I sure have!
Over the years, I have dialed into a very systematic approach, but keep in mind, that the harder you work, the luckier you get! This is NO JOKE!
Can I be brutally honest? There is no way to just decide one day to go take a great photo. There is a saying, “Even a blind squirrel can find a nut!” and with that being said, you may snap a pretty good photo here and there. However, to capture photos over and over again takes a lot of practice, a lot of work, and actually some luck!
I will not be sharing photography tips and pointers in this article, but moreso how to find and line-up great shots, presuming you are putting in the practice and learning all you can on how to take various types of photos and ultimately fine tuning your style!
As I am going to travel to or through a certain area, I first Google the area, then start refining my searches with other keywords. These keywords are not the “key” but they should be geared towards your “style”.
What do I mean by this? For me, I love long exposures, night photography, star trails, etc. So, If I am heading to Jacksonville, Florida, I would first start with a photography search for Jacksonville. This is simple, correct?
Step 2. I then start adding in my keywords to see what type of long exposures or night photography have been taken in the area. What will happen, is I will see certain photos that capture my attention. If you toss enough mud on the wall, something will stick, correct?

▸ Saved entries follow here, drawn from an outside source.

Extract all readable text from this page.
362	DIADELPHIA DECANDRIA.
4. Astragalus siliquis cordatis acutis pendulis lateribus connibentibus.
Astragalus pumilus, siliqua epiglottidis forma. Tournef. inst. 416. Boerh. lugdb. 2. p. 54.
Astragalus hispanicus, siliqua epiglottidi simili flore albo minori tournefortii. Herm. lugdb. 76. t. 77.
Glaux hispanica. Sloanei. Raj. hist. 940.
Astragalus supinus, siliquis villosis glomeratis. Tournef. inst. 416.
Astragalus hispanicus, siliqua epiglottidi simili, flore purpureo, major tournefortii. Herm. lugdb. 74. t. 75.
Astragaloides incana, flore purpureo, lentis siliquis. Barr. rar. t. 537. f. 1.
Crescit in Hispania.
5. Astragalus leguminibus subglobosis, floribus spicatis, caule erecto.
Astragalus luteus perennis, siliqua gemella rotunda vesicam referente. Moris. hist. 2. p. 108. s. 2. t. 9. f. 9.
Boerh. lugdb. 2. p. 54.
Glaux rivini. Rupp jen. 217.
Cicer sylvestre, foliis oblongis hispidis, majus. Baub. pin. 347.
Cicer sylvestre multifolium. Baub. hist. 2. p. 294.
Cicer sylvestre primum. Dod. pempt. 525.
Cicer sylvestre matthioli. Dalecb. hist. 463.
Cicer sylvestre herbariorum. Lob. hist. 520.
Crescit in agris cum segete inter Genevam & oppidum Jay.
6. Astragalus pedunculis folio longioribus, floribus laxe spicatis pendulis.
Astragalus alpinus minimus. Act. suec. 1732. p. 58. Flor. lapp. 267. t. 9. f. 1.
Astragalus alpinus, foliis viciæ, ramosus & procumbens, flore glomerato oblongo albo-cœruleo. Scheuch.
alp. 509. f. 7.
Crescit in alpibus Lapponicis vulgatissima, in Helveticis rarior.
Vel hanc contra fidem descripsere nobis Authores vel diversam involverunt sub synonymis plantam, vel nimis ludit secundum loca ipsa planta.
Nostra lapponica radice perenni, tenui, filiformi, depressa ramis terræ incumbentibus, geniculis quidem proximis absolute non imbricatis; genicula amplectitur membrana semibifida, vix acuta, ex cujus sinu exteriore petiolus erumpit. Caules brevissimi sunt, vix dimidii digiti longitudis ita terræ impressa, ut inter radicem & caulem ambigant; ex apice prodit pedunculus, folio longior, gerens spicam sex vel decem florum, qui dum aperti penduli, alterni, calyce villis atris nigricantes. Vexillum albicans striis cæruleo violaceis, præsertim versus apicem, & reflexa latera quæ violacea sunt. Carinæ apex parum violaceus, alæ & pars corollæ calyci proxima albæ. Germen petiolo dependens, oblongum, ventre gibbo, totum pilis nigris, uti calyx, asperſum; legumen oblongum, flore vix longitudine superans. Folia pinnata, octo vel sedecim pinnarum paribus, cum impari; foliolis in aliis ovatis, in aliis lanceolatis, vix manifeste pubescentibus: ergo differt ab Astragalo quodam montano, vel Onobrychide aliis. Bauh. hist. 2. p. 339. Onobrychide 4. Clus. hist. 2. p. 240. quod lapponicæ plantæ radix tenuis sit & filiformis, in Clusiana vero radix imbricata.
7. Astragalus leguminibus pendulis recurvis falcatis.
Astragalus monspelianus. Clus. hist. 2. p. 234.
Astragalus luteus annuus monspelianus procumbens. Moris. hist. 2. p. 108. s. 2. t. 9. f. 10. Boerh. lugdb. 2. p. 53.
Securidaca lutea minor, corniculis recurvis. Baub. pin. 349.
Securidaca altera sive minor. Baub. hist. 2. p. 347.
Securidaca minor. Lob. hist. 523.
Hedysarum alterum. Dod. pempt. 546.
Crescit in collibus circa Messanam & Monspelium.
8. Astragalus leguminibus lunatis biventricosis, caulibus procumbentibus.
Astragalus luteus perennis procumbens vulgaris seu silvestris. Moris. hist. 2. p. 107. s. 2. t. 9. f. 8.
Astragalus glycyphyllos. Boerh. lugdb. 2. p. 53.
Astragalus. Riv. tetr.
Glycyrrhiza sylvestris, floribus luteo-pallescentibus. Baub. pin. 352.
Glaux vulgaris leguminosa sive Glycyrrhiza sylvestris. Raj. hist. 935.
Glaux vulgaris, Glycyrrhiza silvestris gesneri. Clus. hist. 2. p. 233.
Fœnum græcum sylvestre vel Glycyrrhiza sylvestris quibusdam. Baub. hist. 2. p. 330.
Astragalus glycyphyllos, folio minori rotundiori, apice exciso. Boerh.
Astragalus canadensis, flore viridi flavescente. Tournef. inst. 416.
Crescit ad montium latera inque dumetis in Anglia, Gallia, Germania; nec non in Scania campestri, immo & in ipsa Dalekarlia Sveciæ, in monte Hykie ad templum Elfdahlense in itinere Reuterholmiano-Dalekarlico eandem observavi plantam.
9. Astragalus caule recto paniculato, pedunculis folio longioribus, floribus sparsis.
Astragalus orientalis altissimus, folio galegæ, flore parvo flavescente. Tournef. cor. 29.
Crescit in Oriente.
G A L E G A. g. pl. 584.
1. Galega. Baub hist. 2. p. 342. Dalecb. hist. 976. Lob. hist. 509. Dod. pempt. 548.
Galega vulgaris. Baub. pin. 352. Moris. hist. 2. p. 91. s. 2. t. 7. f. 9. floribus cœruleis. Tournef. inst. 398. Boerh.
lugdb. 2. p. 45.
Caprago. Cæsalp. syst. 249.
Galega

Step 3. The last thing I want to do is simply duplicate someone else’s work. What good would that be? As I find the photos of locations that peak my interest, I will follow those photos to the photographers website(s). If they have taken one photo I love, maybe they have more…?
Step 4. Often, this process causes me to see a location in a much different light. In this post you will see this cypress tree as the center focus. Well, I found this exact tree on another photographers website. It was the ONLY photographer or photograph of this particular tree I had seen. I FELL IN LOVE! I immediately knew this cypress tree taken by another photographer at dusk, could look out of this world with some star trails or some long exposure clouds streaking through… (my unique twist, right!)
Step 5. Here is where the hard work can often lead to plenty of luck! In this case, of this particular tree, is that in the photo I saw online, it looked HUGE! The photographer only noted this particular lake as the location. So, I arrived at the lake and started driving around. I thought, how hard could it be to find this massive cypress tree?
Well, it turns out, this tree is 1. NOT all that huge. 2. It was not all that easy to find. 3. It was all private property and paid camping sites all around this lake. 4. I just happened to catch a glimpse, by total luck, through some trees and there she was. 6. It turned out to be accessible at a campsite that was NOT occupied or I would have been S.O.L., literally!
Would you like to read a major bonus?
Knowing what you are doing and truly thinking through your shot can mean and make all the difference. Taking your time and knowing what you want to capture can also make all of the difference. This is why.
- At this location, about 2 hours before sunset, I took photos from a variety of spots and so few had the angle I was looking for. Most were cluttered with foreground scrub. The taller section of grass/scrub to the right of the tree was “in the way” or taking away from the tree.
- The tree branch in the top of the photo, is in the way if you are standing normally.
- Ultimately, I had to walk about 10-15 feet out into the lake and set-up my tripod with my camera just a few inches above the water. Yes, inches!
- Then, I set the timer for taking a photo every 10 seconds, then waited!
- When the scene finally got dark enough, I hiked through some thick brush and tree branches to pop my flash onto the tree and light it properly.
- This required checking the shots and adjusting, so hiking out in the water in the pitch dark was required.
I hope you found this article insightful. Combine some internet searches with your twist and style of photography, of course a little bit of “luck” and voila!